Village and community in Merthyr Tydfil County Borough in Wales

Vaynor (Y Faenor, ) is a village and community (formerly a parish) in Merthyr Tydfil County Borough in Wales, United Kingdom. The population of the community at the 2011 census was 3,551.

== Location ==

It is about four miles north of the town of Merthyr Tydfil and is within the borders of the Brecon Beacons National Park.

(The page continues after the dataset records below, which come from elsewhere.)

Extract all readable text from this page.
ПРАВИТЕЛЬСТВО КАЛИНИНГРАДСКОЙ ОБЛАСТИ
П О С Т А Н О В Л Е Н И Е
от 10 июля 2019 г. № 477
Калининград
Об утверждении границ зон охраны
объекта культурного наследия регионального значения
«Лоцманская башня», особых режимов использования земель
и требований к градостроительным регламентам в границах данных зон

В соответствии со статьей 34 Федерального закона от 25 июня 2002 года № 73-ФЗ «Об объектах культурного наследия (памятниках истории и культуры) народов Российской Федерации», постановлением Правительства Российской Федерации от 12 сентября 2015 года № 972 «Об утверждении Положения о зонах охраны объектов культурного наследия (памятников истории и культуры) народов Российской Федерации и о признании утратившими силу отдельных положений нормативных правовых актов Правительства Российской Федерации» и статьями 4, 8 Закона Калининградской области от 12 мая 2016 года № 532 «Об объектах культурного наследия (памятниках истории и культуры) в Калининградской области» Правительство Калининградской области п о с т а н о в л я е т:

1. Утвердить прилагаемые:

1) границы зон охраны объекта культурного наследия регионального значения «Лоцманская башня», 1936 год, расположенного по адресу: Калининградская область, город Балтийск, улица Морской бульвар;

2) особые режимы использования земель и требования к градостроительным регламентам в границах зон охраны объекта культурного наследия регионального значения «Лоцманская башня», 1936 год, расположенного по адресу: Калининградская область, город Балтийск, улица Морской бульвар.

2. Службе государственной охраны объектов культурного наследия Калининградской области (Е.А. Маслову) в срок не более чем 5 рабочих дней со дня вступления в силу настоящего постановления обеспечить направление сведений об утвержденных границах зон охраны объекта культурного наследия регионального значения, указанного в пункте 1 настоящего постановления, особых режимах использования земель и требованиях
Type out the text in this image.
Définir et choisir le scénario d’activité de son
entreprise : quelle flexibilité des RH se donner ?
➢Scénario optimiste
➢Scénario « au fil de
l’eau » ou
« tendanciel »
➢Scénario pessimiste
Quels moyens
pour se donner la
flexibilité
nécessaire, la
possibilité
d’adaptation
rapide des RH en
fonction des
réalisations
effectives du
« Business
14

The community includes the three villages of Cefn-coed-y-cymmer, Trefechan and Pontsticill as well as Pontsarn and Vaynor. To the west are Nant Glais Caves.
It also includes the southern section of Pontsticill Reservoir and the eastern end of Llwyn-On Reservoir.

== History ==

Until 1974, the village was a civil parish in the Vaynor and Penderyn Rural District of Brecknockshire. From 1974 to 1996, it was part of Merthyr Tydfil district in Mid Glamorgan. It is notable for its connections with the Ironmaster Robert Crawshay, owner of the world's first ironworks at Cyfarthfa, who is buried in Vaynor churchyard.

==Governance==
Between 1973 and 1996 Vaynor was an electoral ward to Merthyr Tydfil District Council, initially electing three district councillors. Subsequently, Vaynor became a ward to Merthyr Tydfil County Borough Council, electing two (generally Independent) county councillors.